Als wir fertig sind, treffen wir die anderen am Steg, wo wir eine runde Karten spielen, bis Anna laut verkündet: ,,So, Schluss jetzt. Wir müssen Mila Schwedisch beibringen, Ich habe schon mit Frau Andersson gesprochen und sie wird dich im ersten Halbjahr nicht so wie uns anderen bewerten." Ich sehe sie mit großen Augen an. ,,Danke, das ist echt lieb von dir!" Sie zieht einen Hefter hinter sich hervor und wir beide gehen ein Stück, um ungestört zu sein. Die nächsten zwei Stunden beschäftigen wir uns mit  Konjugationen von Verben, Personalpronomen und meiner miesen Aussprache. Nach der Qual meines Lebens gesellen wir uns wieder zu unserer Gruppe, die immer noch am Steg sitzt. ,,Und Mila, wie schlägst du dich in Schwedisch," fragt Julian. ,,Bis vor zwei Stunden mochte ich Ikea, die Abalone Dots, Volvos und Astrid Lindgren noch. Jetzt hasse ich alles, was mit dem Land zu tun hat.", erwiderte ich grimmig.,,So schlecht warst du aber gar nicht!", meint Anna und sieht mich dabei aber mitleidig an. Ich grunze und antworte: ,,Du bist ne schlechte Schauspielerin, hat dir das schon mal jemand gesagt?!" Robin nickt mir unmerklich zu, doch Anna hat es gesehen und verpasst ihm einen Schlag an die Schulter.,,Wer sind die Abalone Dots?!" fragt sie, um vom Thema abzulenken. ,,Die coolste Bluegrass und Country Band überhaupt!", antworte ich überzeugt.

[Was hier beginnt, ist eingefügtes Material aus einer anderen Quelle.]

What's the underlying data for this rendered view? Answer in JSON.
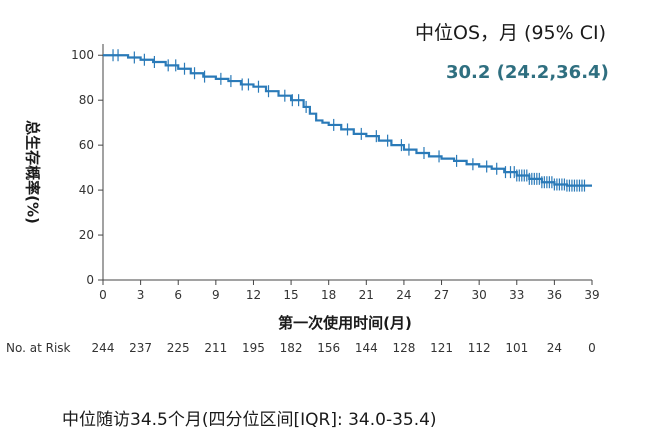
{
  "legend": {
    "title": "中位OS，月 (95% CI)",
    "value": "30.2 (24.2,36.4)"
  },
  "footnote": "中位随访34.5个月(四分位区间[IQR]: 34.0-35.4)",
  "risk_table": {
    "label": "No. at Risk",
    "values": [
      "244",
      "237",
      "225",
      "211",
      "195",
      "182",
      "156",
      "144",
      "128",
      "121",
      "112",
      "101",
      "24",
      "0"
    ]
  },
  "colors": {
    "curve": "#2a7ab8",
    "highlight": "#2f6f80"
  },
  "chart_data": {
    "type": "line",
    "title": "",
    "xlabel": "第一次使用时间(月)",
    "ylabel": "总生存概率(%)",
    "xlim": [
      0,
      39
    ],
    "ylim": [
      0,
      105
    ],
    "xticks": [
      0,
      3,
      6,
      9,
      12,
      15,
      18,
      21,
      24,
      27,
      30,
      33,
      36,
      39
    ],
    "yticks": [
      0,
      20,
      40,
      60,
      80,
      100
    ],
    "series": [
      {
        "x": [
          0,
          1,
          2,
          3,
          4,
          5,
          6,
          7,
          8,
          9,
          10,
          11,
          12,
          13,
          14,
          15,
          16,
          16.5,
          17,
          17.5,
          18,
          19,
          20,
          21,
          22,
          23,
          24,
          25,
          26,
          27,
          28,
          29,
          30,
          31,
          32,
          33,
          34,
          35,
          36,
          37,
          38,
          39
        ],
        "y": [
          100,
          100,
          99,
          98,
          97,
          95.5,
          94,
          92,
          90.5,
          89.5,
          88.5,
          87,
          86,
          84,
          82,
          80,
          77,
          74,
          71,
          70,
          69,
          67,
          65,
          64,
          62,
          60,
          58,
          56.5,
          55,
          54,
          53,
          51.5,
          50.5,
          49.5,
          48,
          46.5,
          45,
          43.5,
          42.5,
          42,
          42,
          42
        ]
      }
    ],
    "censor_x": [
      0.8,
      1.2,
      2.5,
      3.3,
      4.1,
      5.2,
      5.8,
      6.5,
      7.3,
      8.1,
      9.4,
      10.2,
      11.1,
      11.6,
      12.4,
      13.2,
      14.5,
      15.1,
      15.6,
      16.2,
      18.4,
      19.5,
      20.6,
      21.8,
      22.7,
      23.8,
      24.4,
      25.6,
      26.8,
      28.2,
      29.5,
      30.6,
      31.4,
      32.1,
      32.5,
      32.8,
      33.0,
      33.2,
      33.4,
      33.6,
      33.8,
      34.0,
      34.2,
      34.4,
      34.6,
      34.8,
      35.0,
      35.2,
      35.4,
      35.6,
      35.8,
      36.0,
      36.2,
      36.4,
      36.6,
      36.8,
      37.0,
      37.2,
      37.4,
      37.6,
      37.8,
      38.0,
      38.2,
      38.4
    ]
  }
}
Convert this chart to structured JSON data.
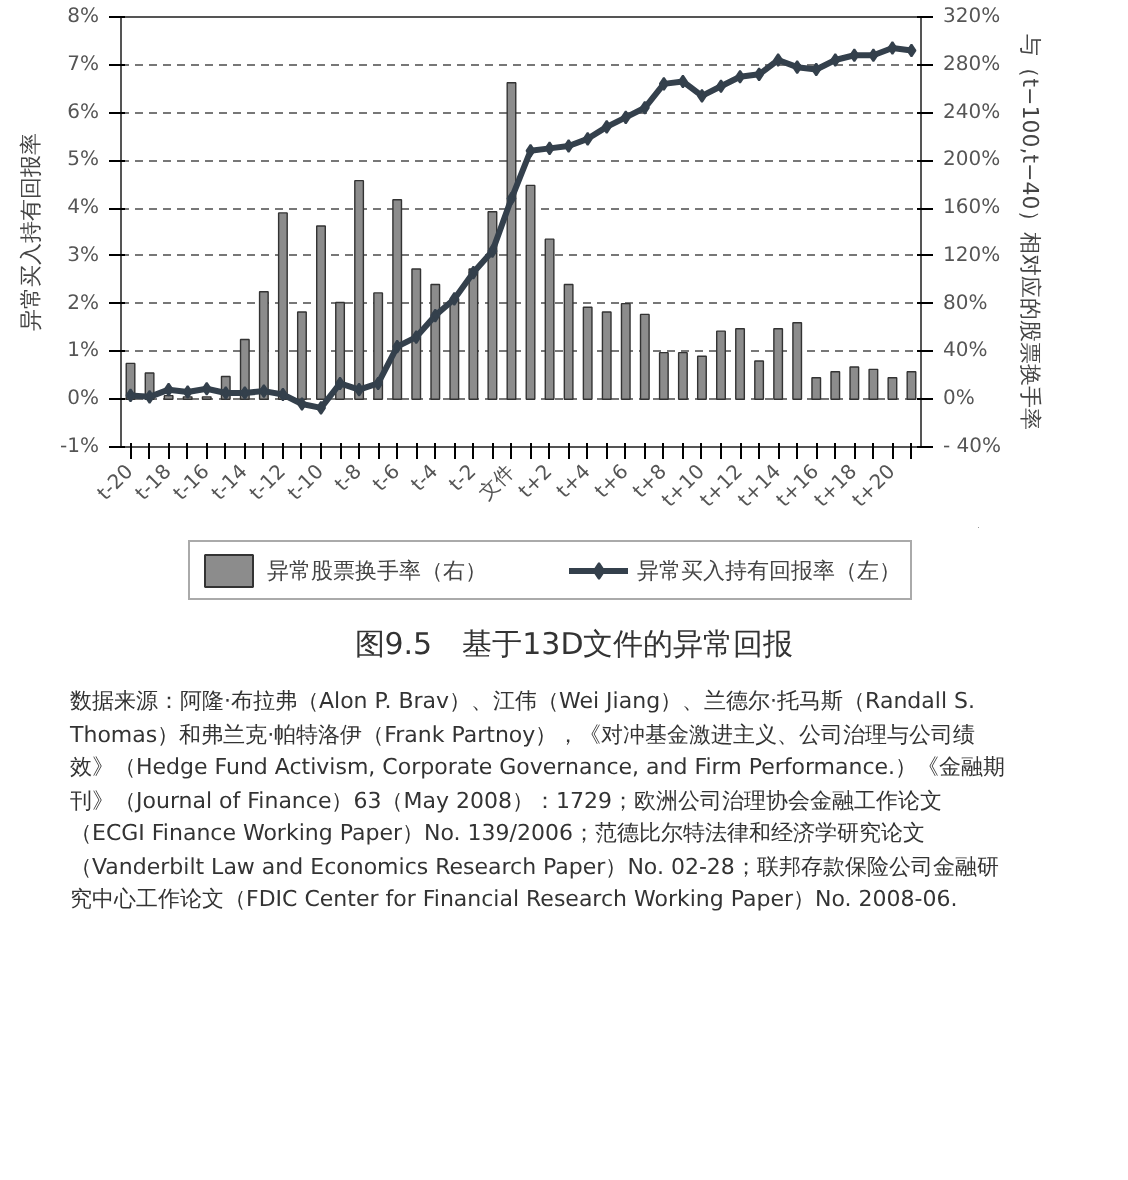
{
  "chart_data": {
    "type": "bar",
    "title": "图9.5　基于13D文件的异常回报",
    "ylabel": "异常买入持有回报率",
    "y2label": "与（t−100,t−40）相对应的股票换手率",
    "categories": [
      "t-20",
      null,
      "t-18",
      null,
      "t-16",
      null,
      "t-14",
      null,
      "t-12",
      null,
      "t-10",
      null,
      "t-8",
      null,
      "t-6",
      null,
      "t-4",
      null,
      "t-2",
      null,
      "文件",
      null,
      "t+2",
      null,
      "t+4",
      null,
      "t+6",
      null,
      "t+8",
      null,
      "t+10",
      null,
      "t+12",
      null,
      "t+14",
      null,
      "t+16",
      null,
      "t+18",
      null,
      "t+20",
      null
    ],
    "series": [
      {
        "name": "异常股票换手率（右）",
        "axis": "y2",
        "color": "#8c8c8c",
        "values": [
          30,
          22,
          3,
          2,
          2,
          19,
          50,
          90,
          156,
          73,
          145,
          81,
          183,
          89,
          167,
          109,
          96,
          84,
          109,
          157,
          265,
          179,
          134,
          96,
          77,
          73,
          80,
          71,
          39,
          39,
          36,
          57,
          59,
          32,
          59,
          64,
          18,
          23,
          27,
          25,
          18,
          23
        ]
      },
      {
        "name": "异常买入持有回报率（左）",
        "type": "line",
        "color": "#34404c",
        "values": [
          0.08,
          0.05,
          0.2,
          0.15,
          0.22,
          0.13,
          0.13,
          0.17,
          0.1,
          -0.1,
          -0.18,
          0.33,
          0.2,
          0.33,
          1.1,
          1.3,
          1.75,
          2.1,
          2.65,
          3.1,
          4.2,
          5.2,
          5.25,
          5.3,
          5.45,
          5.7,
          5.9,
          6.1,
          6.6,
          6.65,
          6.35,
          6.55,
          6.75,
          6.8,
          7.1,
          6.95,
          6.9,
          7.1,
          7.2,
          7.2,
          7.35,
          7.3
        ]
      }
    ],
    "ylim": [
      -1,
      8
    ],
    "yticks": [
      {
        "value": -1,
        "label": "-1%"
      },
      {
        "value": 0,
        "label": "0%"
      },
      {
        "value": 1,
        "label": "1%"
      },
      {
        "value": 2,
        "label": "2%"
      },
      {
        "value": 3,
        "label": "3%"
      },
      {
        "value": 4,
        "label": "4%"
      },
      {
        "value": 5,
        "label": "5%"
      },
      {
        "value": 6,
        "label": "6%"
      },
      {
        "value": 7,
        "label": "7%"
      },
      {
        "value": 8,
        "label": "8%"
      }
    ],
    "y2lim": [
      -40,
      320
    ],
    "y2ticks": [
      {
        "value": -40,
        "label": "- 40%"
      },
      {
        "value": 0,
        "label": "0%"
      },
      {
        "value": 40,
        "label": "40%"
      },
      {
        "value": 80,
        "label": "80%"
      },
      {
        "value": 120,
        "label": "120%"
      },
      {
        "value": 160,
        "label": "160%"
      },
      {
        "value": 200,
        "label": "200%"
      },
      {
        "value": 240,
        "label": "240%"
      },
      {
        "value": 280,
        "label": "280%"
      },
      {
        "value": 320,
        "label": "320%"
      }
    ],
    "grid": "y",
    "legend": "bottom",
    "marker": "diamond",
    "line_style": "solid",
    "annotations": [
      "数据来源：阿隆·布拉弗（Alon P. Brav）、江伟（Wei Jiang）、兰德尔·托马斯（Randall S. Thomas）和弗兰克·帕特洛伊（Frank Partnoy），《对冲基金激进主义、公司治理与公司绩效》（Hedge Fund Activism, Corporate Governance, and Firm Performance.）《金融期刊》（Journal of Finance）63（May 2008）：1729；欧洲公司治理协会金融工作论文（ECGI Finance Working Paper）No. 139/2006；范德比尔特法律和经济学研究论文（Vanderbilt Law and Economics Research Paper）No. 02-28；联邦存款保险公司金融研究中心工作论文（FDIC Center for Financial Research Working Paper）No. 2008-06."
    ]
  }
}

Wir genossen noch den ganzen Nachmittag die Sonne und badeten eine Runde im See, der für meinen Geschmack schon viel zu kalt ist. Am  Abend verziehen wir uns ins Haus, machen die paar wenigen Hausaufgaben, die wir aufbekommen haben, essen zu Abend und gehen schließlich schlafen.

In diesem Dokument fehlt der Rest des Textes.